Part of Governor’s Budget Plan Lawmakers Should Enact Soon
In the wake of a projected $25.4 billion budget shortfall if lawmakers do nothing between now and June 30, 2012, Gov. Arnold Schwarzenegger – for the last time – declared a fiscal emergency December 6 and called the Legislature into a special session to deal with the problem.
Schwarzenegger proposed $9.9 billion in actions — $7 billion of them spending cuts — to eliminate the current year’s projected deficit of $6 billion, and whittle down the expected shortfall for the new fiscal year that begins July 1.
“Any governor would call for a special session now,” Schwarzenegger told reporters. “Every month of inaction the state will spend hundreds of millions of dollars more than it takes in.”
This is the eighth special session on the budget Schwarzenegger has called in seven years as governor.
Democrats, who hold comfortable majorities in both the Assembly and the Senate, told the GOP governor to pound sand. They said that they would return in January and deal with Governor-elect Jerry Brown.
“Transforming California thoughtfully and responsibly will take longer than the 28 days Governor Schwarzenegger has left in office. Hasty action now could have devastating impacts on our economy,” said Bob Blumenfield, a Van Nuys Democrat who chairs the lower house’s budget committee.
“That is why I prefer to develop long-term budget solutions with the governor tasked with administering these enormous changes to our state – Jerry Brown.”
Although the bulk of the GOP governor’s spending cuts have been pitched by him previously – and rejected by Democrats – one proposal is new, spawned by voter approval of Proposition 22 on November’s ballot.
Prior to the initiative passage, the state was suing a portion of excise taxes collected on gasoline to pay debt service on transportation bonds.
Proposition 22, backed by the League of California Cities and redevelopment agencies, prohibits the state from “borrowing” local transportations funds or redevelopment agency money to pay down the state’s budget shortages.
The ballot measure also sharply restricts the ability of the state to use fuel tax revenue to pay debt service on transportation bonds.
“Under the measure, the state could not use fuel tax revenues to pay for any bonds that have already been issued. In addition, the state’s authority to use fuel tax revenues to pay for bonds that have not yet been issued would be significantly restricted,” the Legislative Analyst wrote in describing Proposition 22.
“Because of these restrictions, the state would need to pay about $1 billion of annual bond costs from its General Fund rather than from transportation accounts.”
Sharing the Legiasltive Analyst’s view, State Controller John Chiang stopped using fuel taxes to pay transportation bond debt in October.
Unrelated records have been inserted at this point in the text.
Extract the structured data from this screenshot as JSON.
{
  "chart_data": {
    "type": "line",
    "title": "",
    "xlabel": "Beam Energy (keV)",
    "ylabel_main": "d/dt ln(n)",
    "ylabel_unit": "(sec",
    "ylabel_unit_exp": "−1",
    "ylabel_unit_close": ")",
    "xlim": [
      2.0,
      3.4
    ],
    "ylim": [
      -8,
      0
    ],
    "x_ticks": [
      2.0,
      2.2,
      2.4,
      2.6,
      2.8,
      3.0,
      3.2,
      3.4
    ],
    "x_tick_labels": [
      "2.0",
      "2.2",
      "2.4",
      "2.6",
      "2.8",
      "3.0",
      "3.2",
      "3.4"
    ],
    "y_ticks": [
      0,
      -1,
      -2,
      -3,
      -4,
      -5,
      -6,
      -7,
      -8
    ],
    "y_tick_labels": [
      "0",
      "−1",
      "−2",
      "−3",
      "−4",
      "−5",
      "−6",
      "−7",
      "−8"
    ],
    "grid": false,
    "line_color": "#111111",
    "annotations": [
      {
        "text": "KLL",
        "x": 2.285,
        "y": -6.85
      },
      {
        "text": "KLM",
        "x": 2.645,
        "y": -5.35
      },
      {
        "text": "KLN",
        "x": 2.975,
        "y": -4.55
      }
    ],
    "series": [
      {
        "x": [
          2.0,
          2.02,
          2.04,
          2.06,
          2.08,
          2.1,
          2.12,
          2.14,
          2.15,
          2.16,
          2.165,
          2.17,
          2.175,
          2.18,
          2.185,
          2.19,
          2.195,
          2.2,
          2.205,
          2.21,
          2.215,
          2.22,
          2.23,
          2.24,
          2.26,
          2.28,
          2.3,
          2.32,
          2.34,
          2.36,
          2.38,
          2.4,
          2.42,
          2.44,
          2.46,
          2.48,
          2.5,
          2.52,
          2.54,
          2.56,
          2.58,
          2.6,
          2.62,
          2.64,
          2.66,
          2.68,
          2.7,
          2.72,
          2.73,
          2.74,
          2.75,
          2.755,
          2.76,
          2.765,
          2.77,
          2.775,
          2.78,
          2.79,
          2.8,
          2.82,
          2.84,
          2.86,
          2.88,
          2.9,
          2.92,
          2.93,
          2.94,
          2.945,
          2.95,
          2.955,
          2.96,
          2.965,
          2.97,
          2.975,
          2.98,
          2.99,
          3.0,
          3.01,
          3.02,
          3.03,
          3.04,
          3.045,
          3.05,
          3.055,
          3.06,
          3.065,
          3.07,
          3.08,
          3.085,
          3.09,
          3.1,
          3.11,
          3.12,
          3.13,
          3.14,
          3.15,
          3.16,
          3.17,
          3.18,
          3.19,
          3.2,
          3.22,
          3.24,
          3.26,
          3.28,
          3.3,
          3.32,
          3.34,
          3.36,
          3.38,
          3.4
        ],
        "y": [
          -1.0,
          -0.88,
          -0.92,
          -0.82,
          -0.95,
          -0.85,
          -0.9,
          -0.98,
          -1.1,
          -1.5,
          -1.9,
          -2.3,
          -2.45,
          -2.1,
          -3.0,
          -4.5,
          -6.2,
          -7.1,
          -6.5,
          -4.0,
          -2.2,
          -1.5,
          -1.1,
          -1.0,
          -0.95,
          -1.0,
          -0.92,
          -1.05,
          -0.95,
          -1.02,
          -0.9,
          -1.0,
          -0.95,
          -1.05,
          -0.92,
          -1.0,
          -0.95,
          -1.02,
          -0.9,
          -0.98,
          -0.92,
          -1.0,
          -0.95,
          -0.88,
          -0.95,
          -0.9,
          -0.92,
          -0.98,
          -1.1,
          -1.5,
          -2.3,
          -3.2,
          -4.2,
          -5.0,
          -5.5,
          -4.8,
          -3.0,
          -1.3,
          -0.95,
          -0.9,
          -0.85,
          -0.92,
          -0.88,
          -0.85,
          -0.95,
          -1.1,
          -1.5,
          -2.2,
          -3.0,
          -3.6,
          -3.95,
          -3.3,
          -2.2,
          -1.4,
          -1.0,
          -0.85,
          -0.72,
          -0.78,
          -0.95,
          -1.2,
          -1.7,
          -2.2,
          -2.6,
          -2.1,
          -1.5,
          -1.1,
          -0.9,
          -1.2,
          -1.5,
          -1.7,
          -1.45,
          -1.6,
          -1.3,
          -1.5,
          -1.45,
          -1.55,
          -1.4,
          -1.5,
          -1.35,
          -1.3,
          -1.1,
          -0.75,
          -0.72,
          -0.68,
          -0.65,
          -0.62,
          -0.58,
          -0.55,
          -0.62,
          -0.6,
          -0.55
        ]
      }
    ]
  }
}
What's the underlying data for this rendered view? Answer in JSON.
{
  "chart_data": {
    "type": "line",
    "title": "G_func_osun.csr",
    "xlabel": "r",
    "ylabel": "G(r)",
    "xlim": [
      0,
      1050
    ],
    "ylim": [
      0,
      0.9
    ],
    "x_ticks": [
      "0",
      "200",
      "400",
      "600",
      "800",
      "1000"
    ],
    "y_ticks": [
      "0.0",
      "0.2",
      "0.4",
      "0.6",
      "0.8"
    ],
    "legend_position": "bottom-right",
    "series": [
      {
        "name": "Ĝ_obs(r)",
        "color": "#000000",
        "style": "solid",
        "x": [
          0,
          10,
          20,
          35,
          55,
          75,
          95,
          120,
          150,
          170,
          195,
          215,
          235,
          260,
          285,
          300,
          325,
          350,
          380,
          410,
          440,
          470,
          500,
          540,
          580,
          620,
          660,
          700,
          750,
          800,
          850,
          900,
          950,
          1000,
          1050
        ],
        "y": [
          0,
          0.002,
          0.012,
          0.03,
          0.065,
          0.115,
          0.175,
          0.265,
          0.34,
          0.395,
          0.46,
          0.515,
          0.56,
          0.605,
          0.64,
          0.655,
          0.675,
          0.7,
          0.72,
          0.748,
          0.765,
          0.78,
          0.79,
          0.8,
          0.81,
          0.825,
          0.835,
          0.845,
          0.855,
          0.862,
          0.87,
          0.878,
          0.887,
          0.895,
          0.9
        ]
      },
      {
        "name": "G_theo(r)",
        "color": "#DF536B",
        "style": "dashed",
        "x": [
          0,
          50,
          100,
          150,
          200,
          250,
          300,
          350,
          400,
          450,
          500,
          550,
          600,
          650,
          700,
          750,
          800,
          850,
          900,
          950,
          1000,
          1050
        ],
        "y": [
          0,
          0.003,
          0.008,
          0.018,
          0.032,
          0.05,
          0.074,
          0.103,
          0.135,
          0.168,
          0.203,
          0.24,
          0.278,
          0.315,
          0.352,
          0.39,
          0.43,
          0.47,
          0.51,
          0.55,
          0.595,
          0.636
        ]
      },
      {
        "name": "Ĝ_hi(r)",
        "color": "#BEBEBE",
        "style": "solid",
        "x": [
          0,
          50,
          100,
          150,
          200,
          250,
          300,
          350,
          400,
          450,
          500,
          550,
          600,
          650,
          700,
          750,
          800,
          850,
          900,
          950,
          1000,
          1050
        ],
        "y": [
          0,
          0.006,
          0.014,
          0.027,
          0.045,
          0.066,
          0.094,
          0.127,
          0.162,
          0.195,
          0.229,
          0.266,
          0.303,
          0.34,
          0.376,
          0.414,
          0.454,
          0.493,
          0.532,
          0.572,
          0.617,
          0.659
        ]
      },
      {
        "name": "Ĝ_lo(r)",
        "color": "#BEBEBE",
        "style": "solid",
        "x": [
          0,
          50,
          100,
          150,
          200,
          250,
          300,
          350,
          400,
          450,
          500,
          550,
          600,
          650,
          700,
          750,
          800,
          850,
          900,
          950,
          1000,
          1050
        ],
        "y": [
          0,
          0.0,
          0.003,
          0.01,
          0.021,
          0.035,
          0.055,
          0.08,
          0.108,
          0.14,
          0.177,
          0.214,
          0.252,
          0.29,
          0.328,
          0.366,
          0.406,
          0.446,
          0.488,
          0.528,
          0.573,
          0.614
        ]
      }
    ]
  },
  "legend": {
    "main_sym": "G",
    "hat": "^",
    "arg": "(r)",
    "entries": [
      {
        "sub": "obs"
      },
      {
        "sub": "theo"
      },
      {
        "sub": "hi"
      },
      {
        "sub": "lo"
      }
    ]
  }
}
As result of Proposition 22’s passage, Schwarzenegger proposes using weight fees to pay the debt service on the bonds, saving the cash-strapped general fund $850 million this year and $727 million the following year.
Weight fees are assessed on larger trucks to compensate for the wear-and-tear they cause state highways. The bigger the rig, the higher the fee.
Roughly $1 billion in the fees are collected each year and deposited in the State Highway Account.
“We’re going to the same destination, just by a different route,” said H.D. Palmer, a spokesman for Schwarzenegger’s Department of Finance.
“If the Legislature acted on this, it would eliminate a great deal of fiscal and legal uncertainty.”
The Assembly is not scheduled to return to the Capitol until January.